Prabowo malah dinilai terlihat emosional menanggapi pertanyaan dari calon wakil presiden (cawapres) Jusuf Kalla yang merupakan pasangan calon presiden (capres) Joko Widodo (Jokowi).
"Kubu Prabowo sangat percaya diri menempatkan Prabowo sebagai orator dan komunikator ulung. Kemampuan Prabowo pada hemat mereka jauh melampaui Jokowi yang disebut tak mampu berpidato dan berkomunikasi. Klaim kehebatan Prabowo tak terbukti, minimal jika dibandingkan dengan Jokowi. Sebaliknya panggung debat yang semula diduga akan diungguli Prabowo berkat kelihaiannya berorasi secara menakjubkan diungguli oleh Jokowi," kata peneliti dari Formappi, Lusius Karus, di Jakarta, Rabu (11/6) pagi.
Ia mengamati perjalanan debat malah menunjukkan Jokowi mampu menampilkan kapasitas sebagai seorang komunikator yang efektif, jelas, dan tegas serta sistematis. Keunggulan seperti itu yang dibutuhkan oleh pemimpin Indonesia ke depan.
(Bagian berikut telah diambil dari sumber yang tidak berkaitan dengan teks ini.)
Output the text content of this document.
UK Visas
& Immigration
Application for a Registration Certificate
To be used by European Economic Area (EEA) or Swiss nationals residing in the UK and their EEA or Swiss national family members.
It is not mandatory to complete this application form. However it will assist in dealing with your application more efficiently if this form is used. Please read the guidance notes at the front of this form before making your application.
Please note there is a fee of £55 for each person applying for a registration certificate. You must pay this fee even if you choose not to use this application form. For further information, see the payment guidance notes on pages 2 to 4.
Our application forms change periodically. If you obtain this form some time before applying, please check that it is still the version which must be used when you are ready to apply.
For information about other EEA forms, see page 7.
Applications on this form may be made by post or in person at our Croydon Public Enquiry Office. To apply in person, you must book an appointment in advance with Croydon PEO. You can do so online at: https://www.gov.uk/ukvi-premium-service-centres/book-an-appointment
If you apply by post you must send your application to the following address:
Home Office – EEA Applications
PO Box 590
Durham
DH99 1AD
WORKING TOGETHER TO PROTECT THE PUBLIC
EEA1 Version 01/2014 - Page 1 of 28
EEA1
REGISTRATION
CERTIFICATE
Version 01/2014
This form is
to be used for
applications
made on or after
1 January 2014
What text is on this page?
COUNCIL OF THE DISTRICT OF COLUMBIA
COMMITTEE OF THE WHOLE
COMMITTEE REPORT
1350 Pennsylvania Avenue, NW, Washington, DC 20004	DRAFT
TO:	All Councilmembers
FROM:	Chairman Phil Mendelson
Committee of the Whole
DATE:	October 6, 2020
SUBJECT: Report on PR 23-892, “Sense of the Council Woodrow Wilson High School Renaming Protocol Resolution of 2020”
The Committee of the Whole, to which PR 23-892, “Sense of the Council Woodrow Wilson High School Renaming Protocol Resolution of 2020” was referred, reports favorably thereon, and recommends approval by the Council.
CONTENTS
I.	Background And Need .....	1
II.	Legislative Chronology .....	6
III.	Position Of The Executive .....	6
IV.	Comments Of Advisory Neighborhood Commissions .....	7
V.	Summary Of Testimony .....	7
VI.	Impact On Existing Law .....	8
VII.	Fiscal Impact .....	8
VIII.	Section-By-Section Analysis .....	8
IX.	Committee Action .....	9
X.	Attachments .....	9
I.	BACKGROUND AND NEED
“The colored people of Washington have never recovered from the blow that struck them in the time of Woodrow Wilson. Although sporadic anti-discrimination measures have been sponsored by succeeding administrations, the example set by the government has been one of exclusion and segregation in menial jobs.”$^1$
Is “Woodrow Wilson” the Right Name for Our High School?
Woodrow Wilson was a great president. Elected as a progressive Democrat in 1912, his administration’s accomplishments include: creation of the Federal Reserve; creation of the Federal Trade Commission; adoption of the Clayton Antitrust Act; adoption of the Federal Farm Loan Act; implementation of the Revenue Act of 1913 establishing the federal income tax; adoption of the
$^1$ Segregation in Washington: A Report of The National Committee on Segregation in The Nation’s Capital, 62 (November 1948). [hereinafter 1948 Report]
"Pemimpin tak hanya nampak bersuara keras dan tegas, tanpa sistematika pemikiran yang jelas. Masalah bangsa yang menumpuk memerlukan keuletan pemimpin untuk berpikir sistematis agar bisa mengurai dan memberikan solusi yang bertahap terhadap permasalahan yang ada," tegasnya.
Menurutnya, kapasitas berkomunikasi menjadi senjata Jokowi dalam memimpin. Dengan tegas Jokowi menyebut "dialog" sebagai strategi kepemimpinannya. Strategi dialog tersebut sejurus dengan substansi pemerintahan demokratis, di mana daulat negara merupakan milik rakyat.
Dengan demikian yang diperlukan pemimpin yang tidak menafsirkan kebenarannya sendiri, tetapi mendialogkan masalah dengan rakyat demi mencari kebenaran sesungguhnya.
"Kebenaran dalam rezim demokratis ada dan hidup dalam masyarakat. Pemimpin hanya perlu terbuka, transparan, dan rendah hati untuk menemukan kebenaran itu melalui dialog tanpa henti dengan rakyat. Itulah esensi demokrasi," ujarnya.
Dia menjelaskan konsep mengenai demokrasi dan penegakan hukum sebenarnya hampir sama pada kedua kubu capres-cawapres. Misalnya, bagaimana penegakan hukum dilakukan dengan mengacu pada prinsip keadilan. Kemudian bagaimana pembangunan demokrasi ditujukan bagi kepentingan rakyat. Bagaimana juga pemerintah memberikan tempat bagi perwujudan HAM.
Namun, lagi-lagi Jokowi nampak lebih jelas memaparkan konsep-konsep tersebut dalam tataran praktis pemerintahan. Jokowi unggul karena paparannya tak melulu berupa jargon-jargon yang disangsikan keseriusannya. Kubu Prabowo lebih menampilkan deretan jargon-jargon yang bahkan tak bisa diperlihatkan cara untuk mewujudkannya.
Jokowi-JK sebaliknya memulai teori dari praktek yang sudah dilakukan selama memimpin sebagai wali kota dan gubernur serta wakil presiden untuk Jusuf Kalla.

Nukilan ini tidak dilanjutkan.